Personal information
- Born: September 21, 1930 Wagner, South Dakota, U.S.
- Died: June 3, 2025 (aged 94)
- Listed height: 6 ft 0 in (1.83 m)
- Listed weight: 213 lb (97 kg)

Career information
- High school: Wagner
- College: South Dakota State
- NFL draft: 1952: undrafted

Career history
- Baltimore Colts (1954–1957); Chicago Cardinals (1958);
- Stats at Pro Football Reference

= Doug Eggers =

American football player (1930–2025)

Douglas Boyd Eggers (September 21, 1930 – June 3, 2025) was an American professional football player who was a linebacker for five seasons in the National Football League (NFL) with the Baltimore Colts and Chicago Cardinals. He played college football for the South Dakota State Jackrabbits.

==Early life==
Eggers attended Wagner High School in Wagner, South Dakota, where he starred in football, basketball and track.

==College career==
At South Dakota State University, Eggers lettered three straight years for the Jackrabbits, including the team's undefeated 1950 season. He was team captain and earned all-North Central Conference honors in 1951. He graduated in 1952.

==Professional career==
Eggers was drafted into the United States Army in November 1952. He played on the post football team for two seasons at Fort Belvoir in Virginia. The team's coach, future Oakland Raiders owner Al Davis, later arranged tryouts for Eggers with the Philadelphia Eagles and Baltimore Colts.
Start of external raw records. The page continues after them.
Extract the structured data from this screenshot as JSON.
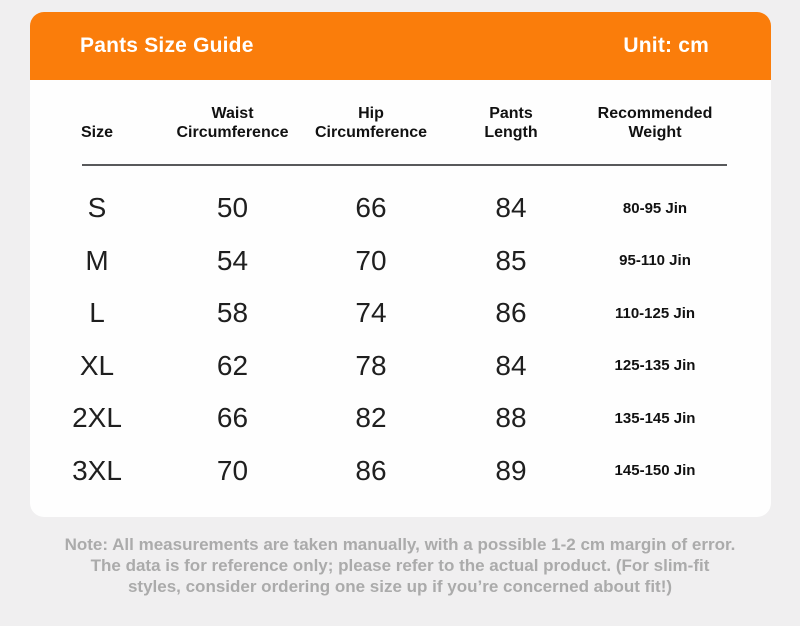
{
  "colors": {
    "accent": "#fa7d0b",
    "page_bg": "#f0eff0",
    "card_bg": "#fefefe",
    "header_text": "#ffffff",
    "heading_text": "#111111",
    "body_text": "#1f1f1f",
    "divider": "#58595b",
    "note_color": "#ababab"
  },
  "header": {
    "title": "Pants Size Guide",
    "unit_label": "Unit: cm"
  },
  "table": {
    "columns": [
      "Size",
      "Waist Circumference",
      "Hip Circumference",
      "Pants Length",
      "Recommended Weight"
    ],
    "rows": [
      {
        "size": "S",
        "waist": "50",
        "hip": "66",
        "length": "84",
        "weight": "80-95 Jin"
      },
      {
        "size": "M",
        "waist": "54",
        "hip": "70",
        "length": "85",
        "weight": "95-110 Jin"
      },
      {
        "size": "L",
        "waist": "58",
        "hip": "74",
        "length": "86",
        "weight": "110-125 Jin"
      },
      {
        "size": "XL",
        "waist": "62",
        "hip": "78",
        "length": "84",
        "weight": "125-135 Jin"
      },
      {
        "size": "2XL",
        "waist": "66",
        "hip": "82",
        "length": "88",
        "weight": "135-145 Jin"
      },
      {
        "size": "3XL",
        "waist": "70",
        "hip": "86",
        "length": "89",
        "weight": "145-150 Jin"
      }
    ]
  },
  "note": {
    "lines": [
      "Note: All measurements are taken manually, with a possible 1-2 cm margin of error.",
      "The data is for reference only; please refer to the actual product. (For slim-fit",
      "styles, consider ordering one size up if you’re concerned about fit!)"
    ]
  }
}
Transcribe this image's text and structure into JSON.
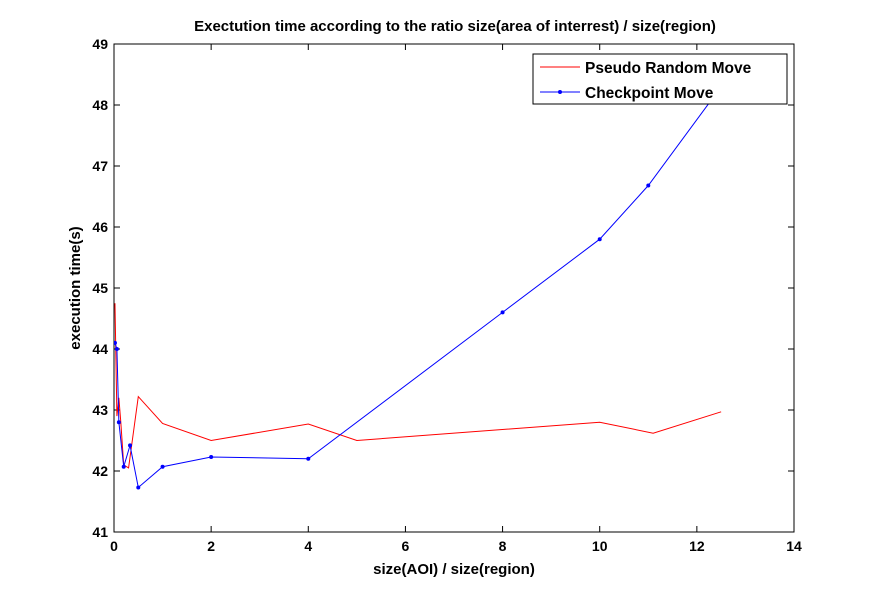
{
  "chart_data": {
    "type": "line",
    "title": "Exectution time according to the ratio size(area of interrest) / size(region)",
    "xlabel": "size(AOI) / size(region)",
    "ylabel": "execution time(s)",
    "xlim": [
      0,
      14
    ],
    "ylim": [
      41,
      49
    ],
    "xticks": [
      0,
      2,
      4,
      6,
      8,
      10,
      12,
      14
    ],
    "yticks": [
      41,
      42,
      43,
      44,
      45,
      46,
      47,
      48,
      49
    ],
    "grid": false,
    "legend_position": "top-right",
    "series": [
      {
        "name": "Pseudo Random Move",
        "color": "#ff0000",
        "marker": "none",
        "x": [
          0.02,
          0.06,
          0.1,
          0.14,
          0.2,
          0.3,
          0.5,
          1.0,
          2.0,
          4.0,
          5.0,
          10.0,
          11.1,
          12.5
        ],
        "y": [
          44.75,
          42.9,
          43.2,
          42.8,
          42.1,
          42.05,
          43.22,
          42.78,
          42.5,
          42.77,
          42.5,
          42.8,
          42.62,
          42.97
        ]
      },
      {
        "name": "Checkpoint Move",
        "color": "#0000ff",
        "marker": "dot",
        "x": [
          0.02,
          0.06,
          0.1,
          0.2,
          0.33,
          0.5,
          1.0,
          2.0,
          4.0,
          8.0,
          10.0,
          11.0,
          12.5
        ],
        "y": [
          44.1,
          44.0,
          42.8,
          42.07,
          42.42,
          41.73,
          42.07,
          42.23,
          42.2,
          44.6,
          45.8,
          46.68,
          48.3
        ]
      }
    ]
  }
}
Upon his discharge from the army, Eggers signed with the Baltimore Colts in January 1954 and played in 46 games for the team from 1954 to 1957. Eggers played in eight games for the Chicago Cardinals during the 1958 season.

==Personal life==
After his football career, Eggers owned the Chesapeake Supply and Equipment Company until retiring in 1978.

Eggers was inducted into the South Dakota State Jackrabbit Sports Hall of Fame in 1980, the South Dakota Sports Hall of Fame in 2021, and the Wagner Athletic Hall of Fame in 2019.

Eggers died on June 3, 2025, at the age of 94.